「あさがお」例会④:当事者に声や体験

 ひきこもり体験者の集い「樹陽のたより」の11月、12月とも例会参加者は10名で、2014年一年間ののべ参加者は96名(11回開催で1回平均約9名)にのぼり、ひきこもりを体験した方々の貴重な交流の場になっています。
 いろんな悩みや困りごとを率直に出し合うほか、うれしい話題で励まされることも多々あります。
 樹陽スタート時からのメンバーで、不安障害などもあって20年くらい就職ができなかった方が、近くの工務店でアルバイトを始めました。町内会行事のボランティアに参加した際、一生懸命な仕事ぶりが社長さんの目にとまり、声をかけていただいたそうです。

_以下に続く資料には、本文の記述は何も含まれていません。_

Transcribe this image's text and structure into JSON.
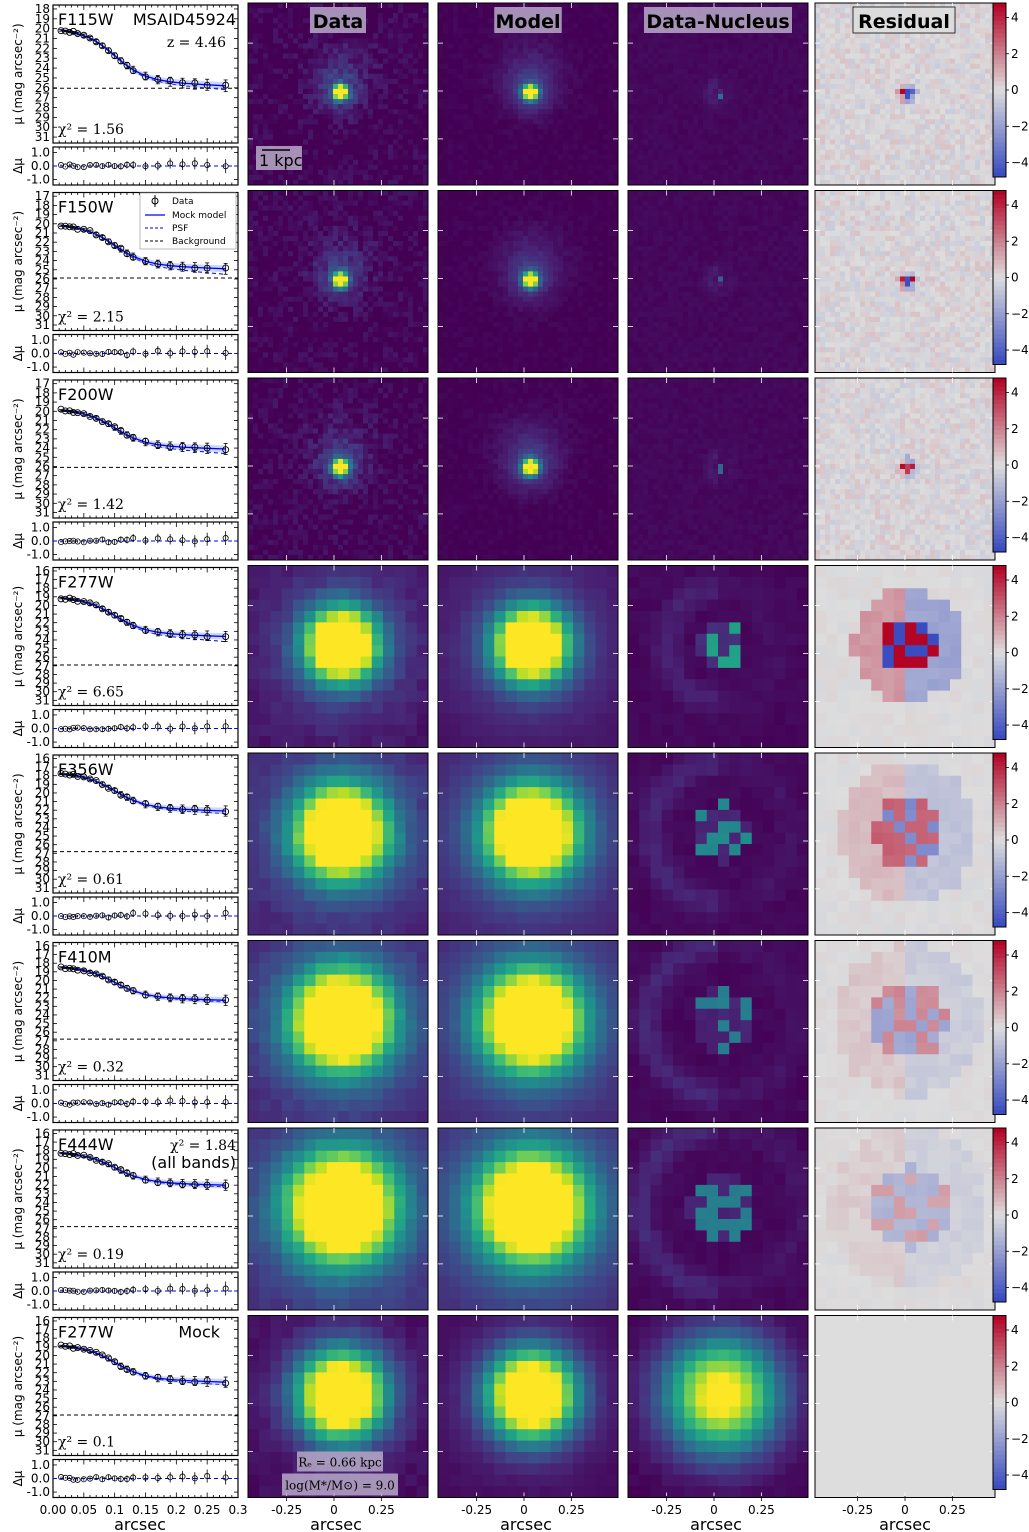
{
  "figure": {
    "column_titles": [
      "Data",
      "Model",
      "Data-Nucleus",
      "Residual"
    ],
    "profile_ylabel": "μ (mag arcsec⁻²)",
    "residual_ylabel": "Δμ",
    "xlabel": "arcsec",
    "source_id": "MSAID45924",
    "redshift": "z = 4.46",
    "all_bands_chi2_line1": "χ² = 1.84",
    "all_bands_chi2_line2": "(all bands)",
    "scalebar_label": "1 kpc",
    "mock_label": "Mock",
    "mock_re": "Rₑ = 0.66 kpc",
    "mock_mass": "log(M*/M⊙) = 9.0",
    "legend": [
      "Data",
      "Mock model",
      "PSF",
      "Background"
    ]
  },
  "chart_data": {
    "type": "line",
    "profile_x_ticks": [
      "0.00",
      "0.05",
      "0.1",
      "0.15",
      "0.2",
      "0.25",
      "0.3"
    ],
    "image_x_ticks": [
      "-0.25",
      "0",
      "0.25"
    ],
    "resid_y_ticks": [
      "1.0",
      "0.0",
      "-1.0"
    ],
    "colorbar_ticks": [
      "4",
      "2",
      "0",
      "−2",
      "−4"
    ],
    "colorbar_range": [
      -4.8,
      4.8
    ],
    "colors": {
      "model": "#0000ff",
      "psf": "#0000cc",
      "bg": "#000000",
      "viridis_low": "#440154",
      "viridis_high": "#fde725"
    },
    "x": [
      0.013,
      0.02,
      0.027,
      0.033,
      0.04,
      0.05,
      0.06,
      0.07,
      0.08,
      0.09,
      0.1,
      0.11,
      0.12,
      0.13,
      0.15,
      0.17,
      0.19,
      0.21,
      0.23,
      0.25,
      0.28
    ],
    "panels": [
      {
        "band": "F115W",
        "chi2": "χ² = 1.56",
        "y_ticks": [
          "18",
          "19",
          "20",
          "21",
          "22",
          "23",
          "24",
          "25",
          "26",
          "27",
          "28",
          "29",
          "30",
          "31"
        ],
        "y_range": [
          17.6,
          31.6
        ],
        "y_first": 20.05,
        "y_last": 25.8,
        "background": 26.05,
        "psf_end": 26.2,
        "bright_scale": 0.6,
        "halo": 0.55,
        "nucleus_strength": 0.35,
        "residual_strength": 1.0
      },
      {
        "band": "F150W",
        "chi2": "χ² = 2.15",
        "y_ticks": [
          "17",
          "18",
          "19",
          "20",
          "21",
          "22",
          "23",
          "24",
          "25",
          "26",
          "27",
          "28",
          "29",
          "30",
          "31"
        ],
        "y_range": [
          16.6,
          31.6
        ],
        "y_first": 20.1,
        "y_last": 24.9,
        "background": 25.9,
        "psf_end": 25.5,
        "bright_scale": 0.6,
        "halo": 0.5,
        "nucleus_strength": 0.3,
        "residual_strength": 1.0
      },
      {
        "band": "F200W",
        "chi2": "χ² = 1.42",
        "y_ticks": [
          "17",
          "18",
          "19",
          "20",
          "21",
          "22",
          "23",
          "24",
          "25",
          "26",
          "27",
          "28",
          "29",
          "30",
          "31"
        ],
        "y_range": [
          16.6,
          31.6
        ],
        "y_first": 19.8,
        "y_last": 24.1,
        "background": 26.1,
        "psf_end": 24.6,
        "bright_scale": 0.65,
        "halo": 0.5,
        "nucleus_strength": 0.3,
        "residual_strength": 0.9
      },
      {
        "band": "F277W",
        "chi2": "χ² = 6.65",
        "y_ticks": [
          "16",
          "17",
          "18",
          "19",
          "20",
          "21",
          "22",
          "23",
          "24",
          "25",
          "26",
          "27",
          "28",
          "29",
          "30",
          "31"
        ],
        "y_range": [
          15.6,
          31.6
        ],
        "y_first": 19.05,
        "y_last": 23.6,
        "background": 26.9,
        "psf_end": 24.2,
        "bright_scale": 1.0,
        "halo": 0.6,
        "nucleus_strength": 0.55,
        "residual_strength": 1.3
      },
      {
        "band": "F356W",
        "chi2": "χ² = 0.61",
        "y_ticks": [
          "16",
          "17",
          "18",
          "19",
          "20",
          "21",
          "22",
          "23",
          "24",
          "25",
          "26",
          "27",
          "28",
          "29",
          "30",
          "31"
        ],
        "y_range": [
          15.6,
          31.6
        ],
        "y_first": 17.7,
        "y_last": 22.1,
        "background": 26.8,
        "psf_end": 22.4,
        "bright_scale": 1.25,
        "halo": 0.75,
        "nucleus_strength": 0.45,
        "residual_strength": 0.6
      },
      {
        "band": "F410M",
        "chi2": "χ² = 0.32",
        "y_ticks": [
          "16",
          "17",
          "18",
          "19",
          "20",
          "21",
          "22",
          "23",
          "24",
          "25",
          "26",
          "27",
          "28",
          "29",
          "30",
          "31"
        ],
        "y_range": [
          15.6,
          31.6
        ],
        "y_first": 18.4,
        "y_last": 22.3,
        "background": 26.8,
        "psf_end": 22.5,
        "bright_scale": 1.35,
        "halo": 0.8,
        "nucleus_strength": 0.4,
        "residual_strength": 0.4
      },
      {
        "band": "F444W",
        "chi2": "χ² = 0.19",
        "y_ticks": [
          "16",
          "17",
          "18",
          "19",
          "20",
          "21",
          "22",
          "23",
          "24",
          "25",
          "26",
          "27",
          "28",
          "29",
          "30",
          "31"
        ],
        "y_range": [
          15.6,
          31.6
        ],
        "y_first": 18.2,
        "y_last": 22.0,
        "background": 26.8,
        "psf_end": 22.2,
        "bright_scale": 1.45,
        "halo": 0.85,
        "nucleus_strength": 0.4,
        "residual_strength": 0.3
      },
      {
        "band": "F277W",
        "chi2": "χ² = 0.1",
        "y_ticks": [
          "16",
          "17",
          "18",
          "19",
          "20",
          "21",
          "22",
          "23",
          "24",
          "25",
          "26",
          "27",
          "28",
          "29",
          "30",
          "31"
        ],
        "y_range": [
          15.6,
          31.6
        ],
        "y_first": 18.8,
        "y_last": 23.1,
        "background": 26.9,
        "psf_end": 23.4,
        "bright_scale": 1.2,
        "halo": 0.25,
        "nucleus_strength": 1.0,
        "residual_strength": 0.0
      }
    ]
  }
}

 サポステも開設当初から積極的に利用していたのですが、「39歳まで」という年齢制限に達して利用できなくなり、「樹陽」にも足が遠のいていましたのでメンバーは気にしていました。それだけに、参加者一同とても元気をもらいました!(^^)!
 ご本人は、同居する難病のお父さんの介護や、お母さんの負担軽減のために家事も長いこと手伝ってきました。傍から見れば、そして厚生労働省の「定義」からすれば、確かに「ひきこもり」ということになるでしょうが、彼がいなければヘルパーさんなどを頼み、その分社会的な経費もかかることになります。それを彼が肩代わりしてきたとも言えますので、社会的な役割を担ってきたのではないでしょうか。
 男女を問わず、「家事労働」という立派な役割を社会的に認めることも大切であり、「自立=就労」という狭い枠組みにとらわれず、ひきこもりの支援を考える必要があるように思いました。